D’ailleurs, au début de notre conversation, en 2021, Joseph explique simplement : « J’étais un enfant. Au fond, je n’ai réellement que deux souvenirs très précis de ces années de guerre. Le premier, c’est quand nous avons dit au-revoir à nos parents. Je pense pouvoir affirmer que nous étions parfaitement conscients que nous ne les reverrions jamais. Le second, c’est le jour où j’ai passé la frontière suisse, avec d’autres enfants. Certaines nuits, je me réveille encore en sursaut, j’étais en train de rêver encore et encore que je courais à perdre haleine avant de m’affaler dans la neige. Enfin libre... »
Avant la guerre
Au dernier recensement de l’entre-deux-guerres, en 1936, Metz, sans sa périphérie, compte un peu plus de 83 000 habitants. C’est dans la capitale de la Moselle, qui a déjà payé un lourd tribut au pangermanisme, annexée par les Allemands de 1870 à 1918, que les parents Wajsberg s’installent au tournant des années 1930. Ils arrivent de Pologne et ne sont pas naturalisés. Israël, le père, né le 18 mai 1906 à Radmskie et Ida, son épouse, née le 2 juillet 1904 à Jasien (Pologne), ont rejoint en Lorraine un frère et une sœur d’Israël, qui également avaient souhaité fuir, en quelque sorte, une situation économique précaire.

De fait, Israël s’établit comme tailleur au 20, en Fournirue, une rue très commerçante du centre historique, à proximité de la cathédrale. Joseph se souvient que l’atelier était intégré dans le logement. La machine à coudre avait été installée près de la fenêtre, sans doute pour bénéficier d’une meilleure luminosité.
De cette prime enfance, Joseph a encore en mémoire des images de l’école maternelle publique, des promenades dominicales sur la grande place dite de l’Esplanade, et d’un grand jardin, à proximité, où ses parents retrouvent des amis. Une vie modeste mais qui semble heureuse. Au fur et à mesure que le cercle des enfants s’agrandit… Sur le plan religieux, le foyer fréquente la synagogue lors des fêtes traditionnelles mais Joseph, plus de 70 ans plus tard, ne pense pas que l’on mangeait casher.
L’exode de 1939
Le premier grand tournant de la vie des enfants Wajsberg intervient dès la déclaration de guerre en septembre 1939. En effet, pour les populations civiles françaises frontalières qui demeurent à proximité de la Ligne Maginot (en Alsace, en Moselle et même dans la Meuse), les autorités encouragent un transfert pour leur éviter d’être en première ligne si l’on ose dire, lors des combats à venir. Personne n’a imaginé alors que c’est au nord, par la percée de Sedan, que l’armée hitlérienne va attaquer en mai 1940… Stricto sensu, Metz n’est pas concernée par cet ordre d’évacuation. Pourtant, un train entier de familles juives décide de partir. Et des centaines de familles non juives également.
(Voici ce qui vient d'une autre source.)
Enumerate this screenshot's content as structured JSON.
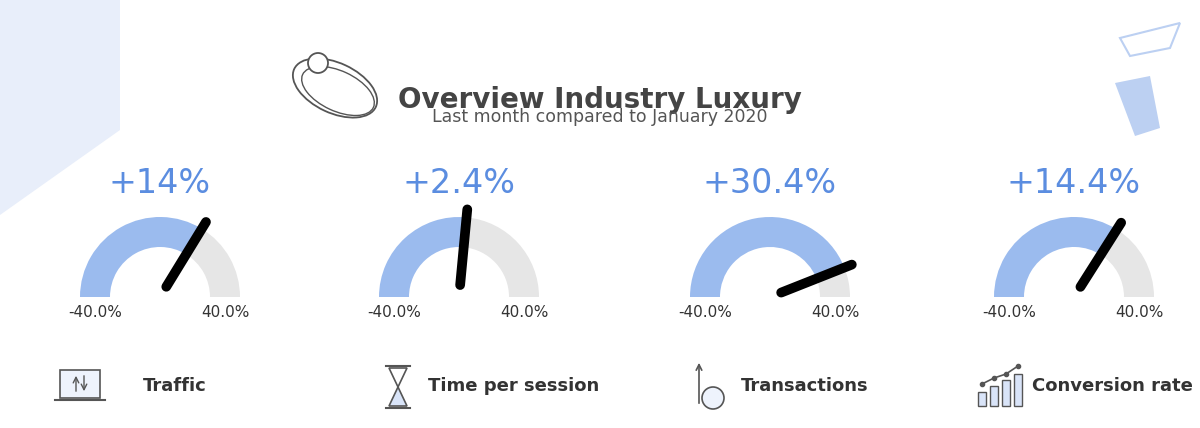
{
  "header": {
    "title": "Overview Industry Luxury",
    "subtitle": "Last month compared to January 2020"
  },
  "chart_data": [
    {
      "type": "gauge",
      "title": "Traffic",
      "values": [
        14
      ],
      "value_labels": [
        "+14%"
      ],
      "xlim": [
        -40,
        40
      ],
      "xticks": [
        {
          "value": -40,
          "label": "-40.0%"
        },
        {
          "value": 40,
          "label": "40.0%"
        }
      ],
      "color": "#9bbbee"
    },
    {
      "type": "gauge",
      "title": "Time per session",
      "values": [
        2.4
      ],
      "value_labels": [
        "+2.4%"
      ],
      "xlim": [
        -40,
        40
      ],
      "xticks": [
        {
          "value": -40,
          "label": "-40.0%"
        },
        {
          "value": 40,
          "label": "40.0%"
        }
      ],
      "color": "#9bbbee"
    },
    {
      "type": "gauge",
      "title": "Transactions",
      "values": [
        30.4
      ],
      "value_labels": [
        "+30.4%"
      ],
      "xlim": [
        -40,
        40
      ],
      "xticks": [
        {
          "value": -40,
          "label": "-40.0%"
        },
        {
          "value": 40,
          "label": "40.0%"
        }
      ],
      "color": "#9bbbee"
    },
    {
      "type": "gauge",
      "title": "Conversion rate",
      "values": [
        14.4
      ],
      "value_labels": [
        "+14.4%"
      ],
      "xlim": [
        -40,
        40
      ],
      "xticks": [
        {
          "value": -40,
          "label": "-40.0%"
        },
        {
          "value": 40,
          "label": "40.0%"
        }
      ],
      "color": "#9bbbee"
    }
  ]
}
Les régions d’accueil prévues : les actuels départements de la Charente, de la Charente-Maritime et de la Vienne, d’une part, mais aussi, plus spécifiquement pour les mineurs de profession, le Pas-de-Calais, la Loire et la Saône-et-Loire riches en bassins houillers.
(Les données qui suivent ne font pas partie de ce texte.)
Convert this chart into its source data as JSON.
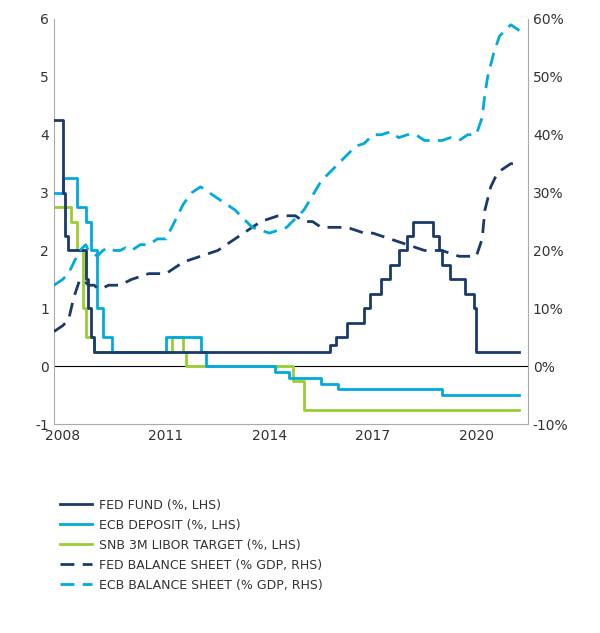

Du départ de Metz, un seul détail a marqué l’enfant : les masques à gaz accrochés le long du souterrain de la gare, imposant bâtiment en pierres sombres qui date de l’annexion.
Au terme du voyage, la famille s’installe à Saint-Denis d’Oléron, village localisé au nord de l’île, devenu aujourd’hui une station balnéaire prisée. Les enfants qui n’ont jamais connu que la vie en ville sont surpris d’emménager dans une maison assez vaste et surtout dotée d’un jardin où se dresse un arbre comme ils n’en ont jamais vu : un figuier. Le père cultive le potager et perçoit un pécule versé par l’administration. On pourrait presque évoquer une parenthèse heureuse en Charente-Maritime, d’autant qu’un quatrième enfant vient bientôt égayer cet exil forcé, en 1940 : elle s’appelle Sabine. Un rayon de soleil avant la nuit. Mais comment imaginer alors l’inimaginable ?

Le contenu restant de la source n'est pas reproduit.